Alternately, infrastructure management and maintenance can be delegated to third-party “pinning” services, such as “NFT.storage”, “Pinata” and “Eternum”.

Understanding these subtle distinctions in infrastructure is often beyond the everyday user but could be make or break for the value of your next NFT. In terms of resilience, the strongest guarantee that the IPFS network can serve your content back to you is to run your own external node, host a copy of that content, and maintain that data.

Storage Best Practice

At present, there is no clear best practice standard of how data should be governed and stored in Web3.0.

NFTs, although of huge monetary value and interest, are only one example of why resilient, long-term, data persistence matters. In addition to NFTs, the decentralised web is used to store all kinds of content, including sensitive political or cultural information. There are several challenges here pertaining to who runs the servers that hosts the nodes to maintain the nodes that host the data, if not the individuals themselves as @Stammy asks in relation to NFTs, “is the onus on the owner…?”.

It is also imperative for system designers to design with resilience, meaning long term data persistence, in mind. @scott_lew_is on Twitter urges potential buyers to value NFTs based on them outlasting the issuing organisation.

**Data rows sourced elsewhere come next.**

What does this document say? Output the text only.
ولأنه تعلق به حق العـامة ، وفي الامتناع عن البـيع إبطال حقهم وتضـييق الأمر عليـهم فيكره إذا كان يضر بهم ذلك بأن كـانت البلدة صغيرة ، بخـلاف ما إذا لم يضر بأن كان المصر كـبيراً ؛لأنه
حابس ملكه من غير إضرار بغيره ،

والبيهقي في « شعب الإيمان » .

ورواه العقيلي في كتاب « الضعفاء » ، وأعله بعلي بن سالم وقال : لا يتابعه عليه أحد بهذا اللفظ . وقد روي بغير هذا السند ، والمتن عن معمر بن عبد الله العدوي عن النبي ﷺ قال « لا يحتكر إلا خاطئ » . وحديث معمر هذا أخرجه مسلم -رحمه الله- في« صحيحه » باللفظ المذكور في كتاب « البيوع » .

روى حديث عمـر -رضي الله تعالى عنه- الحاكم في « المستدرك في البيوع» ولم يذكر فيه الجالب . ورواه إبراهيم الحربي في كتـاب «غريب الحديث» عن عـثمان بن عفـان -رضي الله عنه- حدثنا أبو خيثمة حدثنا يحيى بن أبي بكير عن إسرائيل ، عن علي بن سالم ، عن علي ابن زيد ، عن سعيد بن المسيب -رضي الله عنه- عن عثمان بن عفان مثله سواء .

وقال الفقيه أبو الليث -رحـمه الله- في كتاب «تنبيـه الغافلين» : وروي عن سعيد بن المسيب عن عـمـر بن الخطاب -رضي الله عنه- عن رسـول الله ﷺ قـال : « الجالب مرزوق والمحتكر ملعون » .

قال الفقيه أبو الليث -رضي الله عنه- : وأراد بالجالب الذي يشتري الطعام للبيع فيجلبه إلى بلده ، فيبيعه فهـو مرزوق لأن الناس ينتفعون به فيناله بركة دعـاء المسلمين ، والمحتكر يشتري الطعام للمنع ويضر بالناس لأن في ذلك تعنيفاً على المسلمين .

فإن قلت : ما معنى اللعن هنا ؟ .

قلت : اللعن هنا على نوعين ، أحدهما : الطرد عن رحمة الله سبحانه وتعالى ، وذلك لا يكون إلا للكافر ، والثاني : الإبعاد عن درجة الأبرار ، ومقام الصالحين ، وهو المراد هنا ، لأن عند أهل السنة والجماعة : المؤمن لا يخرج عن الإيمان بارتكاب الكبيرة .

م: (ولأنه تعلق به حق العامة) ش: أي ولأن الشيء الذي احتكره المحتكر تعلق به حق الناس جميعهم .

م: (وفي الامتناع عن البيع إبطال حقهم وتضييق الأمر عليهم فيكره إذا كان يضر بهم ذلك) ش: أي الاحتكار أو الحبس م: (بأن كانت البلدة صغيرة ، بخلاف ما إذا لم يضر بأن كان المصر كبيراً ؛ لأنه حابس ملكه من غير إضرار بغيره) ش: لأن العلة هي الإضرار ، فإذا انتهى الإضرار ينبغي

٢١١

Rather than relying on third-party NFT marketplace platforms that are less incentivised to maintain that content and may be vulnerable to attack, NFT owners and communities could collectively govern and back up their metadata by claiming greater ownership over their data storage architecture. This could look like NFT investing DAOs (such as FlamingoDAO and PoolTogether) ensuring that they copy and create multiple back-ups of the CIDs of their collections. It could also look like holders of certain classes of NFTs (such as “CryptoPunks” and “Pudgy Penguins”), collaborating to make numerous, redundant copies of NFT metadata between DAO members to ensure persistent and resilient data storage, and collectively manage and govern storage at a local-first level.